Reflexões continuadas sobre criminalidade, as mídias no Brasil e o funcionamento atual do Poder Judiciário!

Por Dr. Edison Messias de Almeida

Como antes dissertei, a gente assiste e continuará a assistir, diariamente, ao vivo e sob diversos matizes, o que alhures já se chamou de “metabolismo da criminalidade”. É algo chocante, muito difícil de se assimilar, espantoso mesmo, porque nem é preciso sairmos de nosso lares para vermos tragédias humanas, ocorrências banhadas de sangue, que os meios televisivos de comunicação massiva prodigalizam, grotescamente. Tenho isso como um espetáculo desumano, decorrente da eclosão generalizada e incontrolável do crime, em todas suas torpes modalidades.

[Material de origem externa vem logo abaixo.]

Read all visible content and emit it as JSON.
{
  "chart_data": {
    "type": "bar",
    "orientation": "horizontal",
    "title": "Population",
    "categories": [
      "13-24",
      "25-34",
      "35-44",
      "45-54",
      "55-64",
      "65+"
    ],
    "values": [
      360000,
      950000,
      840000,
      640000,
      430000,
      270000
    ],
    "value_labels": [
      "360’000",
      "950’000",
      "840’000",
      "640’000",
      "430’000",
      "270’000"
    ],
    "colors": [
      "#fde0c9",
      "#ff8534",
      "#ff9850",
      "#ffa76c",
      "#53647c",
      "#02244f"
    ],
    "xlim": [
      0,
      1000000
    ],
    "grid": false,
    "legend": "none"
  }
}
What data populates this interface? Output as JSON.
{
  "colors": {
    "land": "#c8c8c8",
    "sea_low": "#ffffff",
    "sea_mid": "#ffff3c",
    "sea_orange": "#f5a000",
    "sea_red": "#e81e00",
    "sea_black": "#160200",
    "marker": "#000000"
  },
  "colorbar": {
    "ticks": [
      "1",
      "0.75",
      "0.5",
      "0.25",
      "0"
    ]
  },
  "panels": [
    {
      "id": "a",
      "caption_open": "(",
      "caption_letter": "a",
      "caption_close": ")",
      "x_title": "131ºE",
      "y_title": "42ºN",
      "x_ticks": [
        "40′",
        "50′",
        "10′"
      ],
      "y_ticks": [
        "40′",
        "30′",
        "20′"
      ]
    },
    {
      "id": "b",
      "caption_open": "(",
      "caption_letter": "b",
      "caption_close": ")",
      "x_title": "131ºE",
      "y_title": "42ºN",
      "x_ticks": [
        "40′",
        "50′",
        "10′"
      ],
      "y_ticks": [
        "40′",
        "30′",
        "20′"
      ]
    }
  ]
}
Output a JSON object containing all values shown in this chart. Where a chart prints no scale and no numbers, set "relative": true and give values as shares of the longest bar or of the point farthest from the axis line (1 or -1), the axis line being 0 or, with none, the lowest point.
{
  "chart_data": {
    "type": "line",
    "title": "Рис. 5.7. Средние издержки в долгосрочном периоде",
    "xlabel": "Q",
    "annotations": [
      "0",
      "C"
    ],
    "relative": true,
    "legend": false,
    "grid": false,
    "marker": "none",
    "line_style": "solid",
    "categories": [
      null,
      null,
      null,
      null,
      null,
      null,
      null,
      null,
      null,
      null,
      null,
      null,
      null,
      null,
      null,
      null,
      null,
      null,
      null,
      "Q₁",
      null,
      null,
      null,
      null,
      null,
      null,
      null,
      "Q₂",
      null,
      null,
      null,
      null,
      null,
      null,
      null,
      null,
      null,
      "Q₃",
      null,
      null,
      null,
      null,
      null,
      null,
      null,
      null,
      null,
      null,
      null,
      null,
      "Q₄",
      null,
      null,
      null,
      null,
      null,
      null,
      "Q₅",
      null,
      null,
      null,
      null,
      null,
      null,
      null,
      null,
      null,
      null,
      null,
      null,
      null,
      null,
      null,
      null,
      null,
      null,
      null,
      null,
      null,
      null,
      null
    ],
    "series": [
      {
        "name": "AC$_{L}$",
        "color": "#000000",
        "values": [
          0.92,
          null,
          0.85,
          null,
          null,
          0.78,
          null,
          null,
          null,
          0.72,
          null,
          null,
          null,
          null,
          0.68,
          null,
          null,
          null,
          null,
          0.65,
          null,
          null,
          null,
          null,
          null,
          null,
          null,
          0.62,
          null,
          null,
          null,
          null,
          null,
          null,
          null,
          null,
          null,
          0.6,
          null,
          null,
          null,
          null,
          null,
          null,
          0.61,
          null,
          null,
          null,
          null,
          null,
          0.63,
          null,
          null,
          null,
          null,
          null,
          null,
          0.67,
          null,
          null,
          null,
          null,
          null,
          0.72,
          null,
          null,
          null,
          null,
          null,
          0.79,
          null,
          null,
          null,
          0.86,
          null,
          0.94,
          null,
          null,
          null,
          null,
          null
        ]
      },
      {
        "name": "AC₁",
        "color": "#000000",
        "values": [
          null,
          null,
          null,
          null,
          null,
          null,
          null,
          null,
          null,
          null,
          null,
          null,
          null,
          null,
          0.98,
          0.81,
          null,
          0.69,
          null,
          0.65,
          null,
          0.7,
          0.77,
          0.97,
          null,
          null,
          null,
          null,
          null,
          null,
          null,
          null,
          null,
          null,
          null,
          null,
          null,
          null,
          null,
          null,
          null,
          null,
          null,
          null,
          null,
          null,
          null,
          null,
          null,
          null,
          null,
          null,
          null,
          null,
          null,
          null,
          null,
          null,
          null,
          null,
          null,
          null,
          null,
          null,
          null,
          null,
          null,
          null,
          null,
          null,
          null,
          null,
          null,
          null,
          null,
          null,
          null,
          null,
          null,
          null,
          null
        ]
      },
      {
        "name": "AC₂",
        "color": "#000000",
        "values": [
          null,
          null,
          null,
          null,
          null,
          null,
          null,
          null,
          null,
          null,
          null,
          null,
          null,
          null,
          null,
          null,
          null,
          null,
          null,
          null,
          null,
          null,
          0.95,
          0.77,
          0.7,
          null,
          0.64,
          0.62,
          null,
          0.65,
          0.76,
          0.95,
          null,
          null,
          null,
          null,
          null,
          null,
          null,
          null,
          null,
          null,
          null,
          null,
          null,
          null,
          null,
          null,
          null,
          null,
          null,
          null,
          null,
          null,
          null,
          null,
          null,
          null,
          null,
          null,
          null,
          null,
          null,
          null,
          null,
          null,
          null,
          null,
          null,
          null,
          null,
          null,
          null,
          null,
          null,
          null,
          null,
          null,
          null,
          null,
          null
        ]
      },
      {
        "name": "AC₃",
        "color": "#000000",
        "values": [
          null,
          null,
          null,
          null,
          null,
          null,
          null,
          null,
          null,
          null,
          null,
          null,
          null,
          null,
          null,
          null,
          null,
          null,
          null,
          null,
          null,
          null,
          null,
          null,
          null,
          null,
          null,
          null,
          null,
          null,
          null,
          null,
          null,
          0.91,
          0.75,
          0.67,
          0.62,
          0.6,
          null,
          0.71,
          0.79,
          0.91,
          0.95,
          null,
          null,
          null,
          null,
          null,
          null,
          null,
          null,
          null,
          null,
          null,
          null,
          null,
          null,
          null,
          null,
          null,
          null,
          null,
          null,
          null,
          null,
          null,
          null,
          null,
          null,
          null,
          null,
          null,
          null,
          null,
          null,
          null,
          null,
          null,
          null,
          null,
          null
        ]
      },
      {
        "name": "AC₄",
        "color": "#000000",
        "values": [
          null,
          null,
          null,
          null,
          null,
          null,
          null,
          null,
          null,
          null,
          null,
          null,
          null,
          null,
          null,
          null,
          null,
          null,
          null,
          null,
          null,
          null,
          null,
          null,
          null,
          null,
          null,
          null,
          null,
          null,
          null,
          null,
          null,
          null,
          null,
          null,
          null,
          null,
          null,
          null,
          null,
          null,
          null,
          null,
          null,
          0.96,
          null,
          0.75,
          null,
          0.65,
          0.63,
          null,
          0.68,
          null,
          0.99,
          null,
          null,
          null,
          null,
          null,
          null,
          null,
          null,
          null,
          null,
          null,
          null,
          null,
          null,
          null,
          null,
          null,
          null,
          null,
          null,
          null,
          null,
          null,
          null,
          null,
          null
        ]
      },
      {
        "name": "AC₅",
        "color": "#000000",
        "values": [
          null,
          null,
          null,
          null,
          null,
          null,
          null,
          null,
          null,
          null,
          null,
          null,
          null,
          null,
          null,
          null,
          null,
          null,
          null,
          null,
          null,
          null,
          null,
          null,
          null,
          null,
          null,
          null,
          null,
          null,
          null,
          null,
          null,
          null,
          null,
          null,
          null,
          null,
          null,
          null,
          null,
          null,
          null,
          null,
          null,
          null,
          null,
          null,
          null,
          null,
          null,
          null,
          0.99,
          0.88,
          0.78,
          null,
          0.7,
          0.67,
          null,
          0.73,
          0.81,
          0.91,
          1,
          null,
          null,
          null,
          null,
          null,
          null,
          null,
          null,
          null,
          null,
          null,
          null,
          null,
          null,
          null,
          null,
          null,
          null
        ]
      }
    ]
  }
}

Pior, diante desse quadro de horrores, não há quem não propague a ideia de combate ao crime por meio da majoração das penas e até mesmo de sua ampliação para a adoção da pena capital ou da prisão perpétua. Todavia, como antes me pronunciei, tal pretendida inclinação política não passa de uma panaceia, porque a utilização exclusiva do direito penal, como remédio eficaz na contenção do crime, é inócuo e uma experiência malograda, eis que o sistema jurídico-penal só está preordenado a defender a sociedade em limites bem definidos de aplicação e precária execução da pena, porque se trata de uma ciência de repressão social ao crime e nada mais e, ainda assim,  seletivamente: prendem os “criminosos de macacão” e “soltam os de terno e gravata”, (white collar) tal qual como preconizou Edwin Southerland, há quase um século e a assertiva certeira remanesce intacta no Brasil varonil, também de corrupção secular, como se lê em “Oração aos Moços”, de Rui Barbosa, perante a Academia Brasileira de Letras, em 1921 e o registro ominoso de que no Brasil de um século atrás “o homem honesto tem vergonha de sê-lo” e hoje, o que diria o paladino das liberdades públicas?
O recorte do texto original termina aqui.